In industry, we often also face an incredible amount of uncertainty in the form of unknown future functionality, UX, requirements, etc. As long as a business continues to adapt to changing market conditions, it's rare for its software to reach completeness. Some components' rate of change certainly slows down over time but newer components might rapidly grow in complexity or face major refactors. Successfully scaling to meet increased demand may also demand a pretty fundamental architectural shift. While not entirely the same, your evolving understanding of a problem and its effect on software requirements isn't too different from what we see regularly in industry.

It's very difficult to foresee what changes will be required 1-year's time, let alone 3. To that end, devs try to be extra thoughtful during the planning phase so that the end product is made up of well-behaved components. The extra time taken to come up with a sensible architecture goes a long way when business requirements eventually call for new or enhanced functionality and someone needs to understand the codebase in a reasonable amount of time. To be clear, this doesn't guarantee clean code -- bad architectural decisions happen, planning can occur without a clear requirements, no one held the quality bar during implementation, etc. -- but the outcome is always better than a laissez-faire design "strategy".
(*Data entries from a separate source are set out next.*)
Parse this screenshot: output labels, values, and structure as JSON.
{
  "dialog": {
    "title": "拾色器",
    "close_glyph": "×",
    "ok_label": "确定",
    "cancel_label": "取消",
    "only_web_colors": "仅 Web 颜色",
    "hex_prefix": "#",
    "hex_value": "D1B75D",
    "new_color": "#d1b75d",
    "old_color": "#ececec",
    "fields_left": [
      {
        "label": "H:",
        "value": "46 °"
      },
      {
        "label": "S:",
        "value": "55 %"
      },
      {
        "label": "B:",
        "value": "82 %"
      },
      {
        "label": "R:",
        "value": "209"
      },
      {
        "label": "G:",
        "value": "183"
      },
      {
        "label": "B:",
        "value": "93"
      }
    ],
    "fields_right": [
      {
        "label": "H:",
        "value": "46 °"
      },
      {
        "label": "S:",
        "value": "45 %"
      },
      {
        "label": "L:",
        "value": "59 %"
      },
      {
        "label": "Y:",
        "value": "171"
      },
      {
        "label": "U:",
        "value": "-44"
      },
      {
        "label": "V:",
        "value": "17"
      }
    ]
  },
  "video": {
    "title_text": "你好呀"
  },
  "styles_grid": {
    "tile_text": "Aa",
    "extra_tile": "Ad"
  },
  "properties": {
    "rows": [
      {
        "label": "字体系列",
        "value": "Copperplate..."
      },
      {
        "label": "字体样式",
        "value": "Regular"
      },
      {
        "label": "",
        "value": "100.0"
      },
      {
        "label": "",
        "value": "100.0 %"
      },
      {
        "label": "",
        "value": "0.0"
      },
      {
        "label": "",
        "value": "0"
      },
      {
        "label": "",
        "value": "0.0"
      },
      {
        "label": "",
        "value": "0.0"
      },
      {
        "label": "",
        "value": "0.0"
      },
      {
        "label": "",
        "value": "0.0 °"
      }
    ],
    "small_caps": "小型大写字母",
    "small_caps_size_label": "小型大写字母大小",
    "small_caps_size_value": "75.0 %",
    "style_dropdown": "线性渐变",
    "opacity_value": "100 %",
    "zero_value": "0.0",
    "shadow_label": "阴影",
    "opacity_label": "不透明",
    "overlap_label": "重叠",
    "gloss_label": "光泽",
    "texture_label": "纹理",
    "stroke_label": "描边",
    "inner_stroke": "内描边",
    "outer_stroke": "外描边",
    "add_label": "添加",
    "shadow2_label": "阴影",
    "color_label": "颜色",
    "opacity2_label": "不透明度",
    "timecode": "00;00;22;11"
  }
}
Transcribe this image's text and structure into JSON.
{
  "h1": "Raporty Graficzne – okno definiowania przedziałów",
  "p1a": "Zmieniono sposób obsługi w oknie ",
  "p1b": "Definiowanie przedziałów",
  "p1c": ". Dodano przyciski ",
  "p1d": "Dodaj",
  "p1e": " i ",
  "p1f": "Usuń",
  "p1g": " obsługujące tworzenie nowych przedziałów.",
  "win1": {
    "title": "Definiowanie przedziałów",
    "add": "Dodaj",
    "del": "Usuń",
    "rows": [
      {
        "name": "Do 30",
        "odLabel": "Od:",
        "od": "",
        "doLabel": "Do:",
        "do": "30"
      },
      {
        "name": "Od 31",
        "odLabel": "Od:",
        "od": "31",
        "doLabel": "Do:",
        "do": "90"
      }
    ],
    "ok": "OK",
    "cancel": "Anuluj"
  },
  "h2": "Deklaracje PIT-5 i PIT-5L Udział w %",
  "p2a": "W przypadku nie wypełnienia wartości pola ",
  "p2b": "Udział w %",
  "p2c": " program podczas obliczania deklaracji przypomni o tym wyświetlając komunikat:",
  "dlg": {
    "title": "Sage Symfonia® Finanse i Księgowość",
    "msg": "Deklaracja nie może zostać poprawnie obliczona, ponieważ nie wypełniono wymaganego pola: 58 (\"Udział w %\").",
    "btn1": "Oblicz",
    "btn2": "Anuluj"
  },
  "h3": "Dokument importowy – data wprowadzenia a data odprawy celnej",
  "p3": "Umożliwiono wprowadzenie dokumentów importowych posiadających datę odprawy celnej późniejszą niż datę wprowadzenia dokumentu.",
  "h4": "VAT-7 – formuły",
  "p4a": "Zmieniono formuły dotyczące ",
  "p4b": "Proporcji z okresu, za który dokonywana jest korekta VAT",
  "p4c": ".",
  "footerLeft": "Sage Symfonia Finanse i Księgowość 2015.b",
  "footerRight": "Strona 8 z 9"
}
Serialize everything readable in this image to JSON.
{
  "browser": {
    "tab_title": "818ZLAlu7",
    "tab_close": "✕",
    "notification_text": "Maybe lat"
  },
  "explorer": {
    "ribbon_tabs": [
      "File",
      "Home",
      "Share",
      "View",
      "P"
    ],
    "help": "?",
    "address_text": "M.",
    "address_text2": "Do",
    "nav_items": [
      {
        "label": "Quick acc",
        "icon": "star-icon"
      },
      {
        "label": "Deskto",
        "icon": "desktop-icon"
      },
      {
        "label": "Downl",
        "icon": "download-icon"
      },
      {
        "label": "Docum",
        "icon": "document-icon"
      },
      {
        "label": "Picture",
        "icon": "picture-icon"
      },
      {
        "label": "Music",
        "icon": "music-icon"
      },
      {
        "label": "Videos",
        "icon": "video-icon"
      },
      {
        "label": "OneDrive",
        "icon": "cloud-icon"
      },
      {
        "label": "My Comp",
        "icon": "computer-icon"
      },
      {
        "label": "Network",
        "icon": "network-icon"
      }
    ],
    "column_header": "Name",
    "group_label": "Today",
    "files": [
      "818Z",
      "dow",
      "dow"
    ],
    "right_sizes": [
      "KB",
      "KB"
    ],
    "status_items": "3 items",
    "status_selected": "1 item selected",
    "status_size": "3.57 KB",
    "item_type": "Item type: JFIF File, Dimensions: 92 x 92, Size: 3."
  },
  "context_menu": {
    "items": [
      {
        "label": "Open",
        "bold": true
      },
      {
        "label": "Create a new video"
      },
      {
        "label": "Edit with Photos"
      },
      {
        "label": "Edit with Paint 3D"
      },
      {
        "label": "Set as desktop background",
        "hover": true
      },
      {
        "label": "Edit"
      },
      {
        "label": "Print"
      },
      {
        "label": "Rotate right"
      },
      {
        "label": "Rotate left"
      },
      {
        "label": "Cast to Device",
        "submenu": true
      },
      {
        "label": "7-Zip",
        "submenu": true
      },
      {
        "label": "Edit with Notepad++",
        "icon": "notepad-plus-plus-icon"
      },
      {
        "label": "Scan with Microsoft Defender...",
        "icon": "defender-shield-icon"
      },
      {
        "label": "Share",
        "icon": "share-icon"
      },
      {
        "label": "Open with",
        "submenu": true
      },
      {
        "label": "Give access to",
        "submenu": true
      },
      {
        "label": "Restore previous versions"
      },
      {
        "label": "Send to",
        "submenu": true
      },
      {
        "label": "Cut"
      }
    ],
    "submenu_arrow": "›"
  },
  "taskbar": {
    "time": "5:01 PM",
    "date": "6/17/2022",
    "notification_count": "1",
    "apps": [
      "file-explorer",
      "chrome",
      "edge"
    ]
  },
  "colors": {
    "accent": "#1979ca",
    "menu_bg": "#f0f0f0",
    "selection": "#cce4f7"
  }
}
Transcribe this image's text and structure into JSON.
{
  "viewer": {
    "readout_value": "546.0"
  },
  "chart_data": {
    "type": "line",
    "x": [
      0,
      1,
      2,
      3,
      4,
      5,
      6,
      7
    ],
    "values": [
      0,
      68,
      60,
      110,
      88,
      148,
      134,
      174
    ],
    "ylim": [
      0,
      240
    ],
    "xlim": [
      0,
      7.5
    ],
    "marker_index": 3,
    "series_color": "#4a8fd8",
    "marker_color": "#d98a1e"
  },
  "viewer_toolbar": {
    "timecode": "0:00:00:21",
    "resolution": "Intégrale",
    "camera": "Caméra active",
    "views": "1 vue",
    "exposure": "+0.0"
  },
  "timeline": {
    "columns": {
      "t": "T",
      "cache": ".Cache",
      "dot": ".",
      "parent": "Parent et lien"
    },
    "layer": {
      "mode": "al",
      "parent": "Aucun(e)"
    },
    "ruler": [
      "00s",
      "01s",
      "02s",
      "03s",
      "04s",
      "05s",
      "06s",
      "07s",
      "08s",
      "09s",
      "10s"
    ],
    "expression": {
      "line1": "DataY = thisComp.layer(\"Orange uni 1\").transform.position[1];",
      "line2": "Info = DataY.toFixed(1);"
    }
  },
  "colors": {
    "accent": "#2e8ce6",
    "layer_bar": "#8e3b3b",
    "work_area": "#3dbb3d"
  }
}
Perhaps scientific code churn is much more frequent than commercial code churn. In which case you would want to balance that by perhaps spending less time coming up with a good architecture -- and in the case of throwaway code, perhaps none at all. That being said, I would be surprised if new scientific knowledge always results in you having to discard every line and restart completely from scratch. I imagine that spending more time upfront architecting your software would instead allow you to more quickly react to new research results -- paying dividends on your time, in the long run.